Where you store student' portfolios is another consideration in determining the contents of the portfolio. You will want to account for the increasing space the portfolios will occupy. Start by identifying an available area in your classroom such as a spare closet, shelf, or filing cabinet. Be creative and enlist the help of your students. To reduce the chances of loss or damage to the portfolios, keep them in the classroom and limit their removal to special events, such as parent conferences. Some school districts are exploring storing portfolios on CD-ROMs, which overcomes challenges posed by limited space, but requires technological equipment and training.

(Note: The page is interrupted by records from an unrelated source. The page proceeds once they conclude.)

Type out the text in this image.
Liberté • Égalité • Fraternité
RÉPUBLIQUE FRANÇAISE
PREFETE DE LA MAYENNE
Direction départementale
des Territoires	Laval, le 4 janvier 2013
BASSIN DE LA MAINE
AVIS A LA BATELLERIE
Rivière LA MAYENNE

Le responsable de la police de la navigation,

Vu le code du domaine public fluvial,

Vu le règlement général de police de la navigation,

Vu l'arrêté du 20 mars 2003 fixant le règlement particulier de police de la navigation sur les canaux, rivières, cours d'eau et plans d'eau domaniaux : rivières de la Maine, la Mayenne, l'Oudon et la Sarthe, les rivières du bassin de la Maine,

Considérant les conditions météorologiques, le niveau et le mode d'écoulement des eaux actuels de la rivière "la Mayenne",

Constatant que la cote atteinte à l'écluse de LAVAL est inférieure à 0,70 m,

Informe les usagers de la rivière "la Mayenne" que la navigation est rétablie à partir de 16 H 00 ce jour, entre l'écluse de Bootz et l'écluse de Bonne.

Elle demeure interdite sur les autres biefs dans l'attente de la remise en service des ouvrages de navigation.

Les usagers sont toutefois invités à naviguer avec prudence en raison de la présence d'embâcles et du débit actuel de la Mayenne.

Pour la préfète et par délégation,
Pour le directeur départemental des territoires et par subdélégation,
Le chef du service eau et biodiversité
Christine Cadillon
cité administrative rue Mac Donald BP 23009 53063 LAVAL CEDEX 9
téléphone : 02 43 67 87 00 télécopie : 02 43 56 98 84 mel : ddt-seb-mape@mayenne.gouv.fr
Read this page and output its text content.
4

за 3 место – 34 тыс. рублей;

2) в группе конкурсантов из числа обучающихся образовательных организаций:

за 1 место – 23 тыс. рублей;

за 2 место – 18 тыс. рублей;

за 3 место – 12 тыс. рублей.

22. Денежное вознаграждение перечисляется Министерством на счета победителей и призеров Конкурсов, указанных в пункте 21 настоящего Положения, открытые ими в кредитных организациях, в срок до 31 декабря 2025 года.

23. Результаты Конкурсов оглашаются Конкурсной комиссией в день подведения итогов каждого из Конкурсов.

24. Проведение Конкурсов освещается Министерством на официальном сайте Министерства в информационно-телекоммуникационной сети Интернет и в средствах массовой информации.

Teacher reflection: When I began planning for portfolio assessment, I found my first challenge to be deciding on the portfolio container. I knew I wanted students to be able to include many types of artifacts ranging from papers to videos. I thought it would be ideal to have big 3-ring notebooks with folder flaps and colorful dividers that could hold an assortment of items. At the time, I was the only teacher in my department implementing portfolios and that year the department was not able to provide help in regards to supplying a container. I did not feel I could ask students to buy the container given the socio-economic situation of many of my students. The bottom line was that I had to buy the containers, and this really affected the type of container I could get for thirty students. I settled on pocket folders, which may not have been my ideal scenario, but I made it work in the long run. It definitely affected what students could include in their portfolio. Luckily, since this time, my department has become more active in portfolios and we have graduated to the 3-ring binders, but I would suggest that all teachers think about this before starting the portfolio process.